Как и в жизни. Как и в судьбе.

Ничего. Я привык. Работаю.

Как умею. Как получается.

Тот, чьим светом жив я, всё видит – и добра мне, знаю, желает, и поэтому направляет, как и прежде, на верный путь.

Нить духовная в небе вьётся, связь незримая остаётся в мире этом, где песнь поётся, чтобы века высветлить суть.


…Но вернусь – в былое. Туда,

где вставала в ночи звезда

надо мной, где с нею светло

было в том, что вскоре пришло, —

в наважденье, в бреду сплошном,

в том, что длилось там, за окном,

где в аду кромешном, в раю,

выжил я – да так и стою,

в одиночестве, в мире гроз.

Всё – надолго. И всё – всерьёз.


Итак, любезный читатель, на протяжении всей осени шестьдесят четвёртого, и зимой, в декабре, метельном, студёном, и несколько позже, потом, в январе пришедшего, нового, с надеждами светлыми, года, мы с Губановым существовали в преддверии некоем смутном чего-то необычайного, которое вскоре должно было с нами произойти.

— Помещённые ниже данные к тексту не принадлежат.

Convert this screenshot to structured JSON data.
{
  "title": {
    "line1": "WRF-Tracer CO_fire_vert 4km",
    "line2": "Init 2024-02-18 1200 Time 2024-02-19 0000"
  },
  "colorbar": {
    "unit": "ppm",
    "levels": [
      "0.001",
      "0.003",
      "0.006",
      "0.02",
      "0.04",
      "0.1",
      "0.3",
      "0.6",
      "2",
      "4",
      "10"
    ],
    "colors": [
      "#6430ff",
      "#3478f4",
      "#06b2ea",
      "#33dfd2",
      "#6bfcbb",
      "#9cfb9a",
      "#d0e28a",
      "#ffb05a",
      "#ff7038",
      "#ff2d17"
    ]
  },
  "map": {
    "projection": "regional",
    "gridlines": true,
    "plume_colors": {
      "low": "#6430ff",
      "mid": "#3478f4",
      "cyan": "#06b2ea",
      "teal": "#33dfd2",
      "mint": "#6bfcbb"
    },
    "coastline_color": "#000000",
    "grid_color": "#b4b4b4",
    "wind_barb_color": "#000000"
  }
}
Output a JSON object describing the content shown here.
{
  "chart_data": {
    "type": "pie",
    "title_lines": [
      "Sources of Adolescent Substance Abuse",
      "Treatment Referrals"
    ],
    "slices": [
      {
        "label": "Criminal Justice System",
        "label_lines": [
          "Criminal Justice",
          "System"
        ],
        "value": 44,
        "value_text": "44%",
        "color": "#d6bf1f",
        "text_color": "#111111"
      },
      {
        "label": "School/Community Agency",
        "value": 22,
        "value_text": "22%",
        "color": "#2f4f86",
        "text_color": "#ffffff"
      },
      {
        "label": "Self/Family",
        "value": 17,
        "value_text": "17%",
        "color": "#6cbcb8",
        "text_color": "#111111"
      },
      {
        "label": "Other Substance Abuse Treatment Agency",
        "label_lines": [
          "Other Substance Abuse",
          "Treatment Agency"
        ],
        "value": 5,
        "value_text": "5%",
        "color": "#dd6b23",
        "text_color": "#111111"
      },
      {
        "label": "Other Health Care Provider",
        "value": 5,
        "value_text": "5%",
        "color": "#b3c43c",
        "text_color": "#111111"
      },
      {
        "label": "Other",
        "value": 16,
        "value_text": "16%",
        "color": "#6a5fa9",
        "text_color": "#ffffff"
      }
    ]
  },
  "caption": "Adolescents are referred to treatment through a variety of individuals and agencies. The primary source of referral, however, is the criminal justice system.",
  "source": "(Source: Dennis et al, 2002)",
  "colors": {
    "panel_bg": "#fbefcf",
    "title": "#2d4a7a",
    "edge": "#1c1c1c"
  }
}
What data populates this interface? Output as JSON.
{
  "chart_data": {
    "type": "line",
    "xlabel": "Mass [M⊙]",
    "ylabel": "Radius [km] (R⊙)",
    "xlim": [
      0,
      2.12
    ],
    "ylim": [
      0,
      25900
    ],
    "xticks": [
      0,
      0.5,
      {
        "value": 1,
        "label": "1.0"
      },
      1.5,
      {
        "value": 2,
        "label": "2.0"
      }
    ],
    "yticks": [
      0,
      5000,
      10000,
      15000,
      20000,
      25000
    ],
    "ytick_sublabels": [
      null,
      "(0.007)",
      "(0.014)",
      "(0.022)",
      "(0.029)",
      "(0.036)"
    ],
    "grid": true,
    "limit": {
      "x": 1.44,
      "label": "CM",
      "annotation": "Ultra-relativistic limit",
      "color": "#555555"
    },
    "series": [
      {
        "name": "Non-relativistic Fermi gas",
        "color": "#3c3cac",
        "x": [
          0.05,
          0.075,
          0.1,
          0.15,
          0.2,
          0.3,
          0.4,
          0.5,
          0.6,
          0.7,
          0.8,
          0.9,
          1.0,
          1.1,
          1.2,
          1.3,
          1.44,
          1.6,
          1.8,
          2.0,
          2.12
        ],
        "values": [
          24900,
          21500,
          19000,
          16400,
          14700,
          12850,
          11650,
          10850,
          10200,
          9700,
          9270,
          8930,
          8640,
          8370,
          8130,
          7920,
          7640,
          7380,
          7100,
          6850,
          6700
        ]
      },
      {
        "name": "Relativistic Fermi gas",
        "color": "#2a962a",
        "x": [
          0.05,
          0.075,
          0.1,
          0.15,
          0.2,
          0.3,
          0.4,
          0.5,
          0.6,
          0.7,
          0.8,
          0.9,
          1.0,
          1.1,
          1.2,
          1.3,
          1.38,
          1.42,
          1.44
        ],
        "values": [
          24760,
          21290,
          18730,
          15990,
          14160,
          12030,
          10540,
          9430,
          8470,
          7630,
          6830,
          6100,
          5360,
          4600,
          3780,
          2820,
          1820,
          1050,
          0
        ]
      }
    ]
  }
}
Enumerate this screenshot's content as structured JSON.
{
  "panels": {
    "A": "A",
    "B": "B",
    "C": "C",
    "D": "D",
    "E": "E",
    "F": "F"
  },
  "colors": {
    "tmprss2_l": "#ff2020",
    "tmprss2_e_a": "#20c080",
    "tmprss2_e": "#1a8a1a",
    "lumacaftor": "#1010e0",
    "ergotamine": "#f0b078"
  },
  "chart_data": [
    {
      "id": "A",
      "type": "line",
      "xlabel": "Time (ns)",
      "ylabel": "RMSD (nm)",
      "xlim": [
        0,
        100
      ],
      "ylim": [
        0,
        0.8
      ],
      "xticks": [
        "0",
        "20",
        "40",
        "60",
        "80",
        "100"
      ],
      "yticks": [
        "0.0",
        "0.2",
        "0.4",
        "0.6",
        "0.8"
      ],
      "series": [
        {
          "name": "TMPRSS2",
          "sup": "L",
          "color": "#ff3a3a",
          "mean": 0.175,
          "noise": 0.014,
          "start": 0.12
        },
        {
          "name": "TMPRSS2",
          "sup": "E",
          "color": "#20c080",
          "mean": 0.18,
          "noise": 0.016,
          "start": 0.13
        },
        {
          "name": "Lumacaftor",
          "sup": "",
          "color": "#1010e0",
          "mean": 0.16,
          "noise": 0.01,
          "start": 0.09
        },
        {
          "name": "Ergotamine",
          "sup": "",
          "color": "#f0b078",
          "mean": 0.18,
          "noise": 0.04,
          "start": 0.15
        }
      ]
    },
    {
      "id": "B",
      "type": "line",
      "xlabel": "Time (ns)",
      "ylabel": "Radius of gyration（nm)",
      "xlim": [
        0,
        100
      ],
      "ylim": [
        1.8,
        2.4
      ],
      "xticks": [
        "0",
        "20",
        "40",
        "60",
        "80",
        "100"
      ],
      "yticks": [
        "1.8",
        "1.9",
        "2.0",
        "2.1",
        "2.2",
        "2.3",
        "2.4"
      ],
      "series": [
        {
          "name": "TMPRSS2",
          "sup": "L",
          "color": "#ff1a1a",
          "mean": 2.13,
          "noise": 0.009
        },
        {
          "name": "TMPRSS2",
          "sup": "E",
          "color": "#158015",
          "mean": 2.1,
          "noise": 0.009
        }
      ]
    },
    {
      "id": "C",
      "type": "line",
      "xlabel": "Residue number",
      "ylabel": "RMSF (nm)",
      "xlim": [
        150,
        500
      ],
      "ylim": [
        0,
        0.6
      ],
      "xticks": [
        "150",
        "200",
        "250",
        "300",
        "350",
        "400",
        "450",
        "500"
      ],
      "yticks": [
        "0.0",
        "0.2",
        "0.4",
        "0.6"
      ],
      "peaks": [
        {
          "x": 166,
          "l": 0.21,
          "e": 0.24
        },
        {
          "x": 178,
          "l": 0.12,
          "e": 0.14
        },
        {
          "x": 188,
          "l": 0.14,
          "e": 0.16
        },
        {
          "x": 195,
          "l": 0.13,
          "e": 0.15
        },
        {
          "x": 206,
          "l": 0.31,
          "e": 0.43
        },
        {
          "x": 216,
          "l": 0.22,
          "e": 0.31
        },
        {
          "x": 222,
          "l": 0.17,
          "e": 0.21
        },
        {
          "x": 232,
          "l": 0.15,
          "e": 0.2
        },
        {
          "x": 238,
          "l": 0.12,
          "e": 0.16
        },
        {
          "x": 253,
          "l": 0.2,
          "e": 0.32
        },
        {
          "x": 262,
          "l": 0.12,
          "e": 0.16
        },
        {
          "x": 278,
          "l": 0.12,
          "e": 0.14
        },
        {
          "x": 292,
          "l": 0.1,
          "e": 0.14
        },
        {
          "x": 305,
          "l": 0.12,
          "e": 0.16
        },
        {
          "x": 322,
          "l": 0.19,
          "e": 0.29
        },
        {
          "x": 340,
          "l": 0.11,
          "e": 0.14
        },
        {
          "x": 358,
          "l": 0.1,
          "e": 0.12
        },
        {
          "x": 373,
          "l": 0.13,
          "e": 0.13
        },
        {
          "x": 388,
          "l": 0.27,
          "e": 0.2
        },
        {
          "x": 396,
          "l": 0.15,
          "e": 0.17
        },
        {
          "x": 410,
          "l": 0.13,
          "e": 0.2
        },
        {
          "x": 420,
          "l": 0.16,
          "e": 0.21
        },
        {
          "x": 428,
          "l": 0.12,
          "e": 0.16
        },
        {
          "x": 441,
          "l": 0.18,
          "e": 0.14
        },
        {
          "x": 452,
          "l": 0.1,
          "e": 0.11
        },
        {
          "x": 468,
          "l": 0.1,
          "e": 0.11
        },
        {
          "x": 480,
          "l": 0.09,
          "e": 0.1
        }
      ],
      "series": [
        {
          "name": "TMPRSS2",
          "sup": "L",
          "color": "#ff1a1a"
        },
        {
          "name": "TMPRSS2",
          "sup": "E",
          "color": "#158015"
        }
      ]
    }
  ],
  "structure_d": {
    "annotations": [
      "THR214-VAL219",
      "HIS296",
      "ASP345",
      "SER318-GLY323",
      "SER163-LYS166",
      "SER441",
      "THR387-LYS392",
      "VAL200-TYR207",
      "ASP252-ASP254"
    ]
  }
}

Мы это слишком уж остро чувствовали, настолько пронзительно, что другого просто быть не могло.

Мы ждали этого, ждали так искренне, так наивно и страстно, что чуду явиться вовремя никто бы не помешал.

Нужно было – только слово.

То, главное, что в начале.

То, жизнетворное, точное, из которого всё потом неминуемо произойдёт.

Некий мир будет создан. Живой.

И Губанов – нашёл это слово.


Помню, как в январе шестьдесят пятого года, за день до моего дня рождения, который надеялся я провести у себя на родине, в родительском добром доме, с приобретённым заранее, назавтра, недолго ждать уже, билетом на поезд в кармане, с предвкушением праздничным скорого, если честно, то долгожданного, эх, успеть бы собраться, отъезда, и, хотя и совсем небольшого и давно для меня привычного, но всё-таки очень приятного и настраивавшего всегда на хороший лад, путешествия, ждал я друга в месте условленном, крайне заинтригованный его телефонным, таинственным, полушёпотом, сообщением о том, что сказано мне будет нечто неслыханно важное.